We can't say we don't have it coming. A people who reelected the man who had fully demonstrated his qualities by November 2004 showed themselves to be on the edge of psychosis. There's no reason to have much sympathy for ourselves now. Even those of us who knew all along that Mr. Bush was a national disaster are guilty because we didn't do enough. We all have to suffer together and the only thing we're going to get out of it is discomfort and, perhaps, a tincture of learning. In fact, the most interesting question facing the American people over the next two and a half years is how much they're capable of learning.
We should keep in mind that when we talk about the learning of a people what we're really referring to is the coming to consciousness of an increment. What percentage of the American people who formerly were either dead to knowledge about national policy or were indulging themselves in childish delusions sparked by low-grade sentimental rhetoric will wake up and grow up. If it could happen to ten percent of us, that would be a revolution. And if it happened to only five percent, it would be a very good thing.
We don't have much in our public discourse to tell us about the quality of mind of the people. We do know from persistent polls that great numbers are astoundingly ignorant about their own history. But the ongoing falsity which proclaims a worship of the goodness and greatness of the people holds us back from knowing what we need to do to have, not greatness or goodness, but simply a modest degree of sanity. If we could achieve the latter over the next thirty months, it would be a transformation of seismic dimensions.

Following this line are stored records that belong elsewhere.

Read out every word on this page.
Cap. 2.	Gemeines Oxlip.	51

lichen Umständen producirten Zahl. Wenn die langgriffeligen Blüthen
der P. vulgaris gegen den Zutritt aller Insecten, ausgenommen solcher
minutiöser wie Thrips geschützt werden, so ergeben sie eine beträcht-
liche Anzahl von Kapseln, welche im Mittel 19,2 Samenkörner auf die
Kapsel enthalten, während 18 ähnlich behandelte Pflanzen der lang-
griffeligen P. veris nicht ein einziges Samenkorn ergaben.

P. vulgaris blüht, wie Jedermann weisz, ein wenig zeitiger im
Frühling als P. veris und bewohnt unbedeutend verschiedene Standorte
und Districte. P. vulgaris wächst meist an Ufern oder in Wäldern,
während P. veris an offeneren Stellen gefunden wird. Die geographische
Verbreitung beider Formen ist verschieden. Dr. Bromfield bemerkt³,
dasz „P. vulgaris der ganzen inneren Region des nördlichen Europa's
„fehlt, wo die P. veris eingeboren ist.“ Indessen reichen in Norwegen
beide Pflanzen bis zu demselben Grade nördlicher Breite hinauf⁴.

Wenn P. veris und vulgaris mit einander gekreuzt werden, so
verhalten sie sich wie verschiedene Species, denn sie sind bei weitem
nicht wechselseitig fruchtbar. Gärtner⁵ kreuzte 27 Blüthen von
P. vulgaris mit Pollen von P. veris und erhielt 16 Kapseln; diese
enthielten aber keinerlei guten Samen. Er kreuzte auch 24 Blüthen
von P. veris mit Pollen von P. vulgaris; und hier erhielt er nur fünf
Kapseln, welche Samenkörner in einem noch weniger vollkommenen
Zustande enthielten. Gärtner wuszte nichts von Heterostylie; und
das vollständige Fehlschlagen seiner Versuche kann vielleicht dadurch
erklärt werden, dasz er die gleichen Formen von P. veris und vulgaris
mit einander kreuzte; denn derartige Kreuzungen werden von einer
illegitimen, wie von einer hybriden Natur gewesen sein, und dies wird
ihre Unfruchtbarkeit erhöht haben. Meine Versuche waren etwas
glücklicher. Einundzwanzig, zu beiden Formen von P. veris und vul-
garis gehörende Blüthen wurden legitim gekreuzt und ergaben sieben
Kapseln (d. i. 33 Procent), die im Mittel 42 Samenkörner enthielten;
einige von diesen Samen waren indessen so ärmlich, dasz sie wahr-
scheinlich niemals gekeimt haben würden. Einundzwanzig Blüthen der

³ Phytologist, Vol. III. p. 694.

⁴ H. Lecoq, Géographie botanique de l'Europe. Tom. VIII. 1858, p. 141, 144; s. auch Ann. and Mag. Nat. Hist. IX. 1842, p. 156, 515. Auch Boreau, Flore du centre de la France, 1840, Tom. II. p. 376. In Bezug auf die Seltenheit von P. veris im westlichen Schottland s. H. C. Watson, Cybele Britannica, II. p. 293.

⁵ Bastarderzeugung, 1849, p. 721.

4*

The first step in that healthy alteration must be suppression of everything put forward by those who seek to reinvigorate the president's standing. We mustn't allow the president to regain influence because we know it will be bad for the nation. I'm not a person to dismiss the possibility of learning in anyone. But to think that George Bush can learn enough in the next two and a half years to exercise power sensibly runs strongly against reason.
The second step must be an ongoing and vigorous analysis of what we have done to ourselves over the past five years. At the moment there can be no more disabling, asinine or obnoxious message than the cry to move on. We have no business moving on. We need, thoroughly and repeatedly, to rub our faces in our own stupidity. To forget what we have done and how we have behaved would be a guarantee of repeating our fatuity.
The third step should be an active public discussion of what kind of people we want to be. Are riches actually the American dream and all we really care about? Or, are there other qualities that we want to define our nation? There's no sense ignoring the truth that salvation through money has been recently the national credo. If that is to be the national faith then we need to embrace it knowing what it will bring and what the price of it will be.
I'm aware that there are those who would call the practice of sobriety un-American. After all, we're supposed to be forward-looking and optimistic. If we learn anything over the coming months it should be that optimism is not a virtue. If it's present at all it should be based on realistic assessment. And if reality tells us that our immediate future is not bright, then a good dose of pessimism might be the best medicine we could swallow.
I continue to believe that at the core of our people there is a goodness and greatness we can build on. But we can't lay a solid foundation for the future by self-congratulation. We've patted ourselves on the back until our arms are nearly paralyzed. Now we need to stop that nonsense and start clearing away the rubbish we've piled up in front of ourselves.